Another core product is the PD-1 cancer drug Tislelizumab, with global sales reaching 5.297 billion yuan in 2025, an increase of 18.6%. Tislelizumab has been approved in over 50 markets worldwide. It is expected to submit an additional indication application in the first half of 2026 in the U.S. and China for combined use with Zyneda (Zanidatamab) for first-line treatment of HER2-positive gastric and esophageal adenocarcinoma patients. It is also anticipated to receive regulatory approval in Japan for first-line treatment of gastric cancer in adults in the second half of 2026.
Beyond these two products, BeiGene has other products nearing commercialization. In hematologic tumors, the BCL2 inhibitor Sotoroclax has received its first global marketing authorization approval in China. Additionally, Sotoroclax has been granted priority review status by the U.S. FDA and has submitted a marketing authorization application in the EU. BeiGene has also completed enrollment of the first patient in a Phase 3 trial comparing Sotoroclax combined with Zepzelca as a fixed-duration regimen versus Acalabrutinib combined with Venetoclax for treatment of newly diagnosed CLL in adults.
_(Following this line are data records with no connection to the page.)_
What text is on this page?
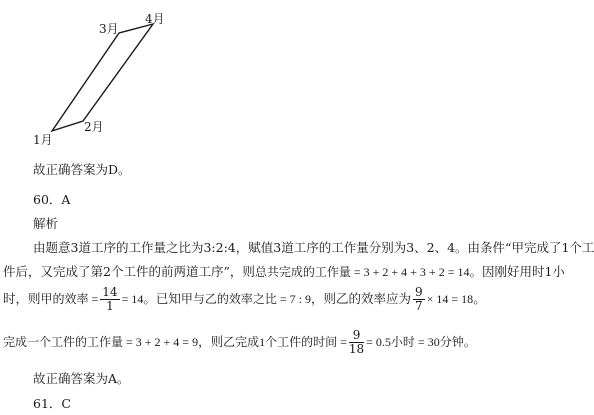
3月
4月
2月
1月
故正确答案为D。
60．A
解析
由题意3道工序的工作量之比为3:2:4，赋值3道工序的工作量分别为3、2、4。由条件“甲完成了1个工
件后，又完成了第2个工件的前两道工序”，则总共完成的工作量 = 3 + 2 + 4 + 3 + 2 = 14。因刚好用时1小
时，则甲的效率 = $\frac{14}{1} = 14$。已知甲与乙的效率之比 = 7 : 9，则乙的效率应为 $\frac{9}{7} \times 14 = 18$。
完成一个工件的工作量 = 3 + 2 + 4 = 9，则乙完成1个工件的时间 = $\frac{9}{18} = 0.5$小时 = 30分钟。
故正确答案为A。
61．C
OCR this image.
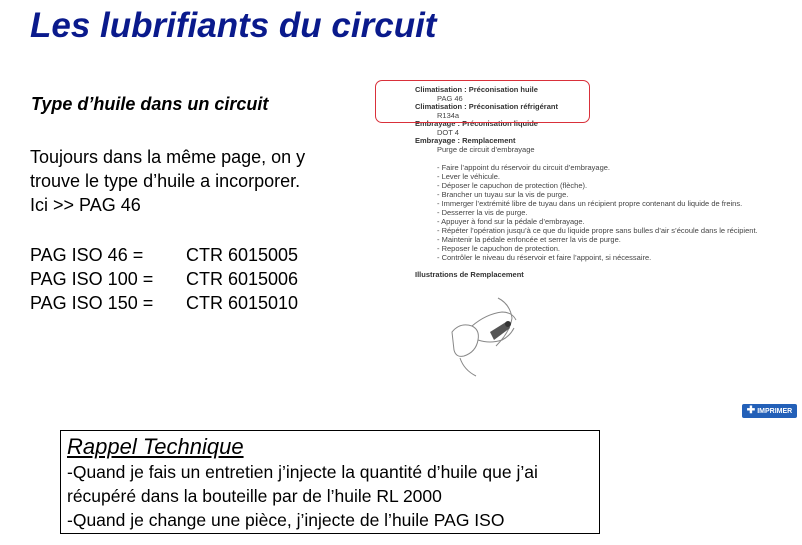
Les lubrifiants du circuit
Type d’huile dans un circuit
Toujours dans la même page, on y
trouve le type d’huile a incorporer.
Ici >> PAG 46
PAG ISO 46 =	CTR 6015005
PAG ISO 100 =	CTR 6015006
PAG ISO 150 =	CTR 6015010
Climatisation : Préconisation huile
PAG 46
Climatisation : Préconisation réfrigérant
R134a
Embrayage : Préconisation liquide
DOT 4
Embrayage : Remplacement
Purge de circuit d’embrayage
- Faire l’appoint du réservoir du circuit d’embrayage.
- Lever le véhicule.
- Déposer le capuchon de protection (flèche).
- Brancher un tuyau sur la vis de purge.
- Immerger l’extrémité libre de tuyau dans un récipient propre contenant du liquide de freins.
- Desserrer la vis de purge.
- Appuyer à fond sur la pédale d’embrayage.
- Répéter l’opération jusqu’à ce que du liquide propre sans bulles d’air s’écoule dans le récipient.
- Maintenir la pédale enfoncée et serrer la vis de purge.
- Reposer le capuchon de protection.
- Contrôler le niveau du réservoir et faire l’appoint, si nécessaire.
Illustrations de Remplacement
✚ IMPRIMER
Rappel Technique
-Quand je fais un entretien j’injecte la quantité d’huile que j’ai
récupéré dans la bouteille par de l’huile RL 2000
-Quand je change une pièce, j’injecte de l’huile PAG ISO
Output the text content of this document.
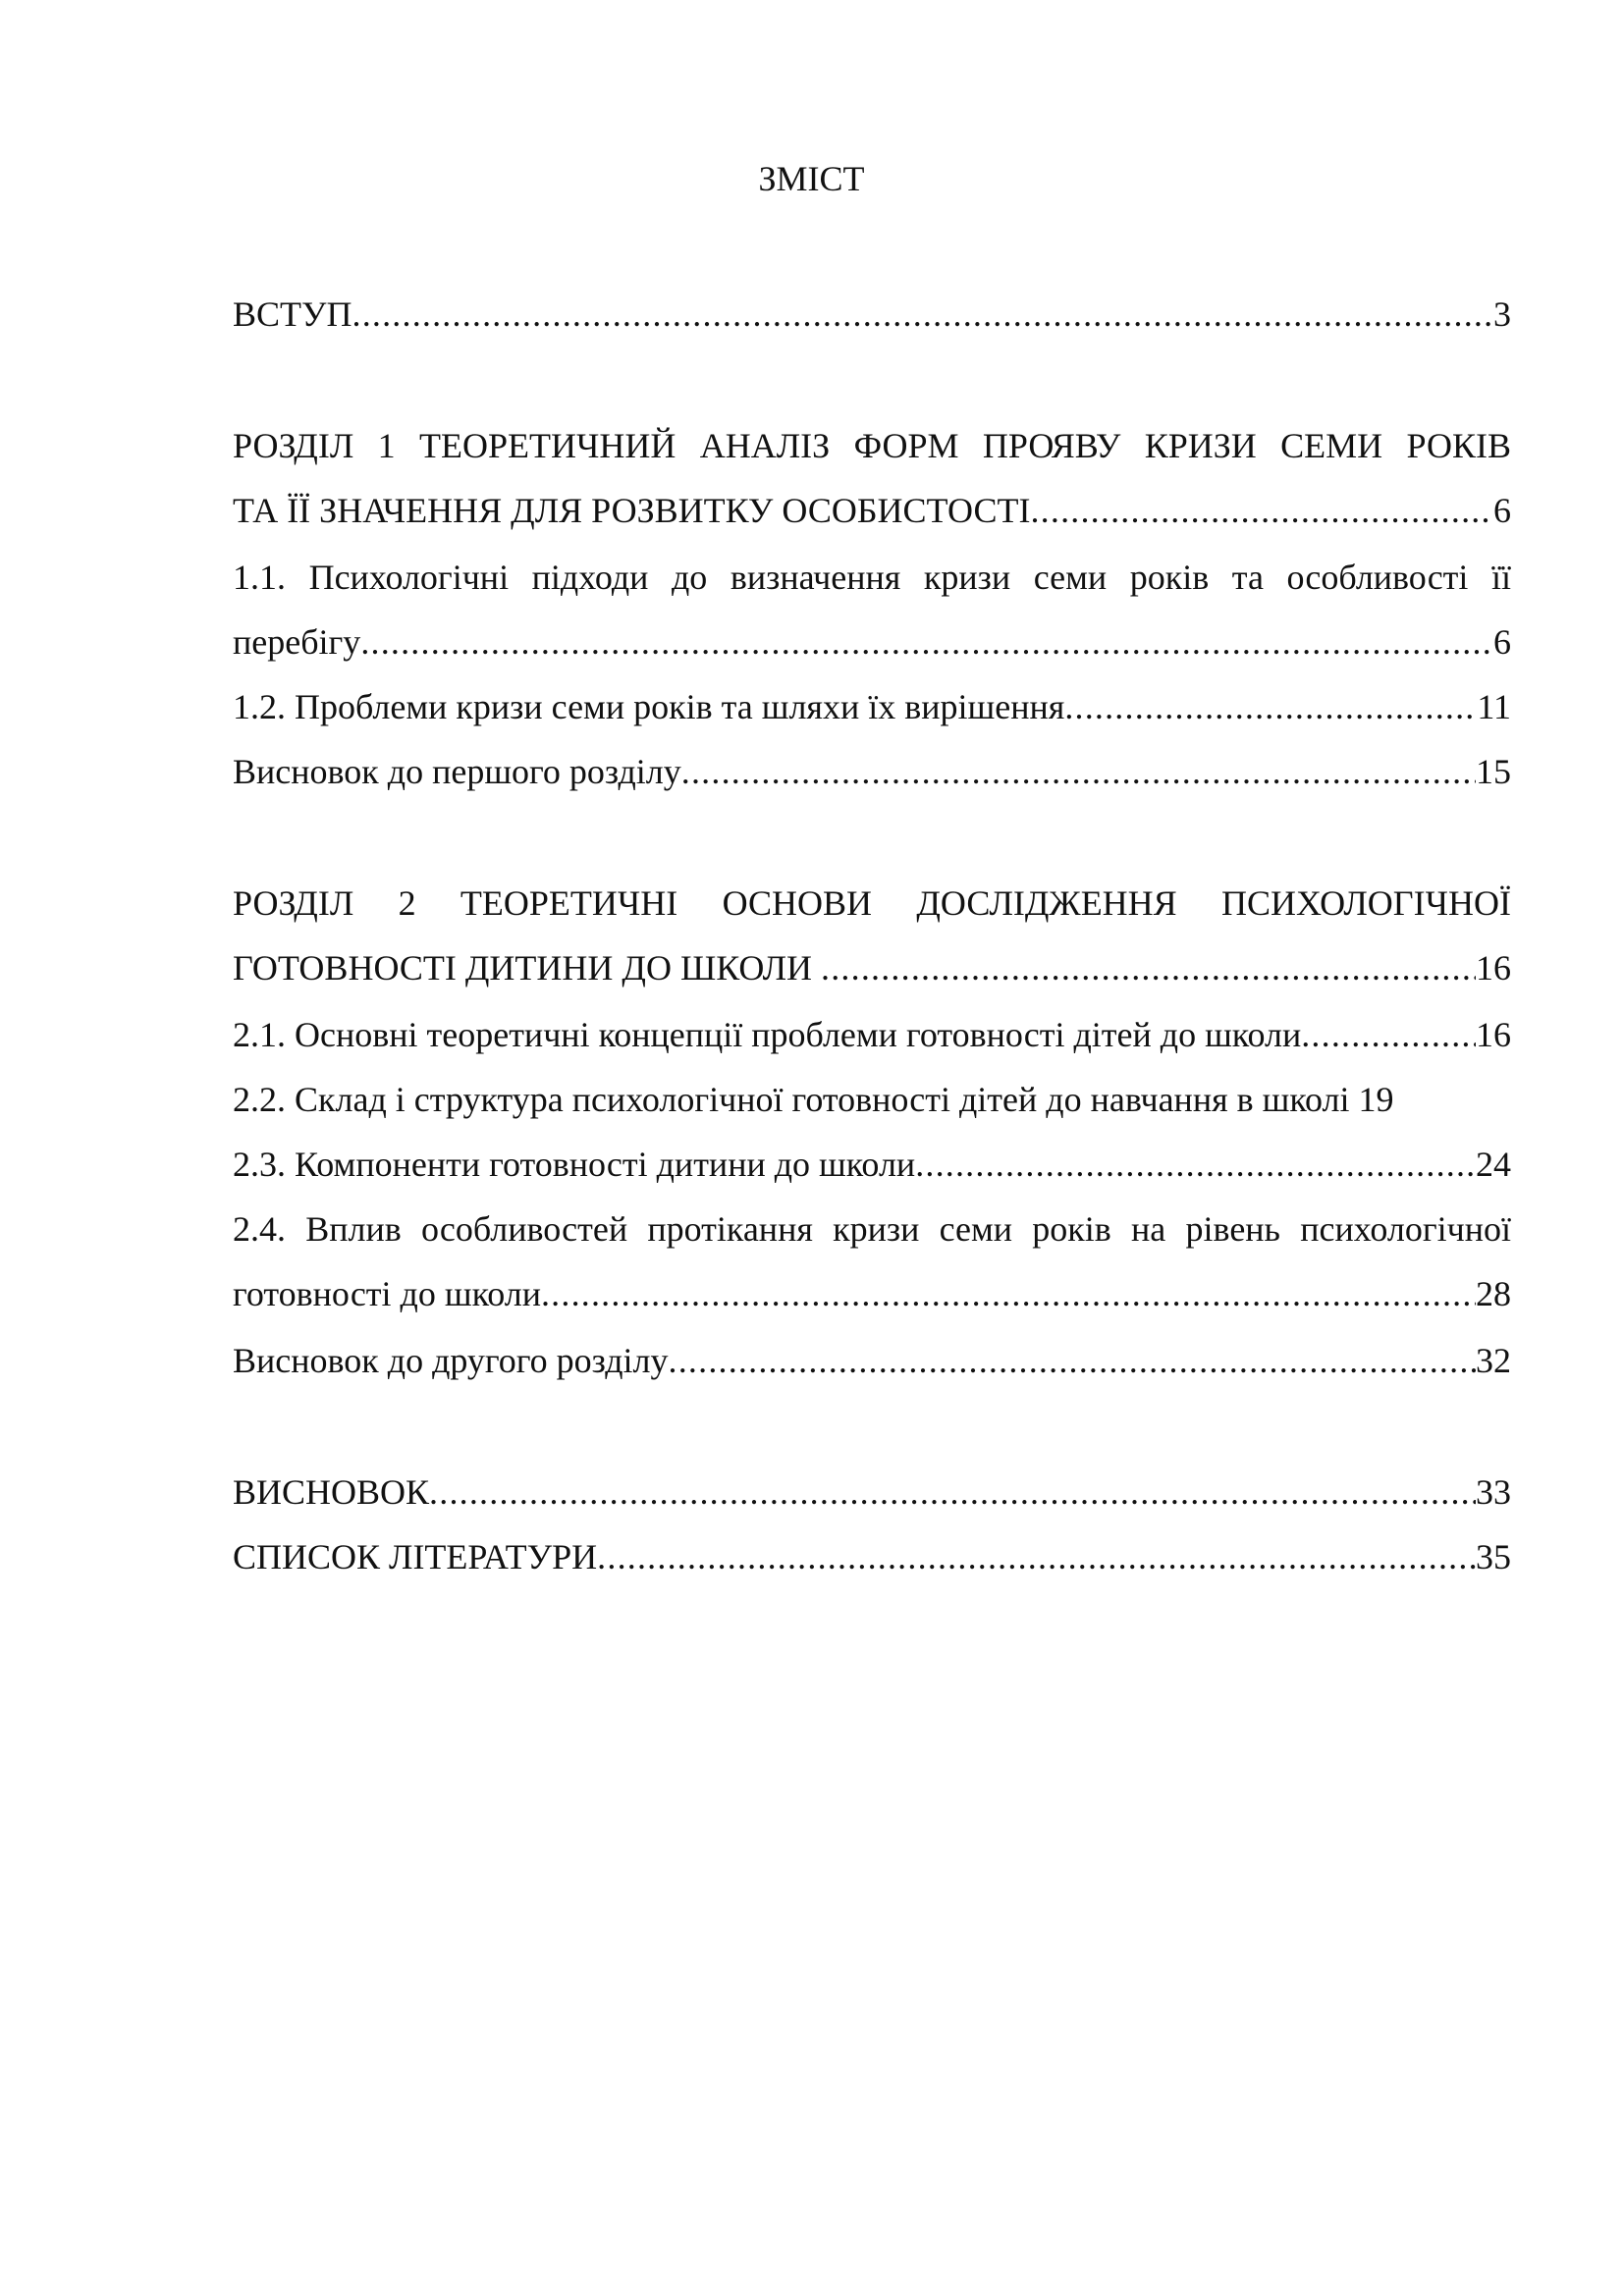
ЗМІСТ
ВСТУП .....	3
РОЗДІЛ 1 ТЕОРЕТИЧНИЙ АНАЛІЗ ФОРМ ПРОЯВУ КРИЗИ СЕМИ РОКІВ
ТА ЇЇ ЗНАЧЕННЯ ДЛЯ РОЗВИТКУ ОСОБИСТОСТІ .....	6
1.1. Психологічні підходи до визначення кризи семи років та особливості її
перебігу .....	6
1.2. Проблеми кризи семи років та шляхи їх вирішення .....	11
Висновок до першого розділу .....	15
РОЗДІЛ 2 ТЕОРЕТИЧНІ ОСНОВИ ДОСЛІДЖЕННЯ ПСИХОЛОГІЧНОЇ
ГОТОВНОСТІ ДИТИНИ ДО ШКОЛИ .....	16
2.1. Основні теоретичні концепції проблеми готовності дітей до школи .....	16
2.2. Склад і структура психологічної готовності дітей до навчання в школі 19
2.3. Компоненти готовності дитини до школи .....	24
2.4. Вплив особливостей протікання кризи семи років на рівень психологічної
готовності до школи .....	28
Висновок до другого розділу .....	32
ВИСНОВОК .....	33
СПИСОК ЛІТЕРАТУРИ .....	35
Alongside the 2025 performance report, BeiGene also announced its 2026 operational forecast, estimating that under Chinese accounting standards, revenue will range between 43.6 billion and 45 billion yuan, with a high gross profit margin of around 80%. R&D, sales, and administrative expenses are expected to total between 33.3 billion and 34.8 billion yuan.
As of the close on February 26, BeiGene’s A-shares traded at 263.44 yuan per share, down 5.65%, with a market capitalization of 405.88 billion yuan; H-shares fell 9.16% to HKD 194.4 per share, with a market cap of HKD 299.57 billion; U.S. stocks closed at $352.23 per share on the 25th, down 4.54%, with a market value of $35.223 billion.